Daklozen adequate en tijdige opvang met begeleiding moeten krijgen conform artikel 1.2.1.c Wmo 2015 en het Convenant Landelijke Toegankelijkheid Maatschappelijke Opvang,

Aan gemeenten opdracht is gegeven zorg te dragen voor maatschappelijke ondersteuning waaronder maatschappelijke opvang, indien de betrokkene de thuissituatie heeft verlaten, niet in staat is zich op eigen kracht, met gebruikelijke hulp, met mantelzorg, of hulp van andere personen uit zijn sociale netwerk, te handhaven in de samenleving,

In de praktijk regionaal uitvoering wordt gegeven aan het zorgdragen voor maatschappelijke opvang waaronder de toegang bij de Centrumgemeente Hilversum, vanwege overwegingen van doeltreffendheid en doelmatigheid

 

Besluiten:

 

  • 1.

    De uitoefening van de bevoegdheden als bedoeld in Hoofdstuk 2 Maatschappelijke ondersteuning (artikelen 2.3.1 tot en met 2.3.5, de artikelen 2.3.8. tot en met 2.4.3) en Hoofdstuk 5 Gegevensverwerking (artikel 5.1.1) van de Wmo 2015, uitsluitend voor zover het betreft het binnen de wettelijke kaders toegang verlenen tot de in artikel 1.2.1.c van de Wmo 2015 bedoelde opvang, te mandateren respectievelijk machtiging te verlenen besluiten te nemen, respectievelijk feitelijke handelingen te verrichten, aan de algemeen directeur van de gemeente Hilversum:

  • 2.

    Ten aanzien van de uitoefening van de onder 1. vermelde bevoegdheden de navolgende voorschriften vast te stellen.

 

 

Artikel 1 Algemeen

Bij de uitoefening van de bevoegdheden in mandaat wordt het daaromtrent gestelde bij of krachtens wetten, verordeningen, regelingen, besluiten, aanwijzingen en richtlijnen, hoe ook genaamd, van Europese, rijks, provinciale en gemeentelijke wetgevers of andere bestuursorganen in acht genomen.

 

Artikel 2 Verantwoordelijkheid

De uitoefening van de bevoegdheden in mandaat vindt plaats in naam en onder verantwoordelijkheid van het college van burgemeester en wethouders.

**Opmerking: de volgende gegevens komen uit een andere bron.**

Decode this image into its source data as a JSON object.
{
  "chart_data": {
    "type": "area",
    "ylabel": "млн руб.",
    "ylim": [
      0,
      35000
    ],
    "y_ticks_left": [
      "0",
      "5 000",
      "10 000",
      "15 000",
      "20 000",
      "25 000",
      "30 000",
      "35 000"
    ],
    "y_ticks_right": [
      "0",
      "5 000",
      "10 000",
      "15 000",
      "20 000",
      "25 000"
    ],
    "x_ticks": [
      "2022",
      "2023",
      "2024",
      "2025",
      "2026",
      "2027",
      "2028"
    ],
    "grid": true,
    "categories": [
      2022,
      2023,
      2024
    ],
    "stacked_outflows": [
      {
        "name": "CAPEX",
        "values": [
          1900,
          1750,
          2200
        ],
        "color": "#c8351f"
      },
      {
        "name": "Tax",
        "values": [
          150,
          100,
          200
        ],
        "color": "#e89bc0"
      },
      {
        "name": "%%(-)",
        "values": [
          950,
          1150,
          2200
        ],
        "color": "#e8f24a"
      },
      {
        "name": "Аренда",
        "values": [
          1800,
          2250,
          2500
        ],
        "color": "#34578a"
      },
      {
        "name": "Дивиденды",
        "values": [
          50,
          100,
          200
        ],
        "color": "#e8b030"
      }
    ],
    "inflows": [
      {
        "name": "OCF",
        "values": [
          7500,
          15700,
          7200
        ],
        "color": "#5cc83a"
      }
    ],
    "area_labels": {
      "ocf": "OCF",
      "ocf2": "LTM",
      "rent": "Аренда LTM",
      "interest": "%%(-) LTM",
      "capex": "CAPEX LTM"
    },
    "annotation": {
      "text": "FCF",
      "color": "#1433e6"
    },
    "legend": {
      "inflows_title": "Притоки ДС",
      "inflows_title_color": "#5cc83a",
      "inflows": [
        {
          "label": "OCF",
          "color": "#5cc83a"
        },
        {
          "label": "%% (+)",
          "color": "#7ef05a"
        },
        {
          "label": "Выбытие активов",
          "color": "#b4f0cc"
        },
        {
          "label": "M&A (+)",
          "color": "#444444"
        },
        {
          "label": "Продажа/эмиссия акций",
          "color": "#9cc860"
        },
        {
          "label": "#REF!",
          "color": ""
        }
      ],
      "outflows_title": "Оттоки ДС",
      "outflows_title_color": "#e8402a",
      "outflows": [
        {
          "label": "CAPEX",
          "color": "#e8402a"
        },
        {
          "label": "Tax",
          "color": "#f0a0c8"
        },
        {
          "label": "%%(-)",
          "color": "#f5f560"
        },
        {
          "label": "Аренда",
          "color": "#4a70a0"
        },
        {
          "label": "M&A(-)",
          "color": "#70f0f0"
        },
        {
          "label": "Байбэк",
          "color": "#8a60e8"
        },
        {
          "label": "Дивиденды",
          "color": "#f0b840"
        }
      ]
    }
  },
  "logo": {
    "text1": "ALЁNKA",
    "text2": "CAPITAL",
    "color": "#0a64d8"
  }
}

Artikel 3 Reikwijdte mandaat

  • 1.

    De verlening van de bevoegdheden in mandaat geschiedt in de ruimste zin des woords.

  • 2.

    De gemandateerde is bevoegd tot het verrichten van alle handelingen, benodigd voor de voorbereiding, bekendmaking en uitvoering van een door hem krachtens mandaat genomen besluiten en het verrichten van feitelijke handelingen.

  • 3.

    De uitoefening van de gemandateerde bevoegdheden geschiedt binnen de grenzen en met inachtneming van het ter zake geldende recht, specifiek met inachtneming van de artikelen 10:3 en 10:4 van de Algemene wet bestuursrecht.

 

Artikel 4 Ondertekening

  • 1.

    In de ondertekening van besluiten dient tot uitdrukking te worden gebracht, dat het besluit is genomen krachtens mandaat. Hierbij wordt de volgende formulering aangehouden:

“namens het college van burgemeester en wethouders van de gemeente Laren,

de algemeen directeur van de gemeente Hilversum,

 

handtekening en naam”

 

Artikel 5 Ondermandaat

  • 1.

    Ondermandaat is toegestaan.

  • 2.

    Ondermandatering geschiedt bij schriftelijk besluit door de oorspronkelijke gemandateerde. De oorspronkelijke gemandateerde blijft verantwoordelijk voor de uitvoering van de ondergemandateerde bevoegdheden.

  • 3.

    Bij ondermandaat geschiedt de ondertekening op de wijze als bepaald in artikel 4, waarbij voor gemandateerde ontvanger de naam en functie van de ondergemandateerde moet worden ingevuld.

 

Artikel 6 Citeertitel

Het Mandaatbesluit wordt aangehaald als Mandaatbesluit en machtigingsbesluit Landelijke Toegang Maatschappelijke Opvang.

 

Artikel 7 Inwerkingtreding

Het Mandaatbesluit wordt gepubliceerd in het Gemeenteblad en treedt een dag na bekendmaking in werking.

 

Aldus besloten in de vergadering van het college van burgemeester en wethouders van de gemeente Laren op 2 juli 2019.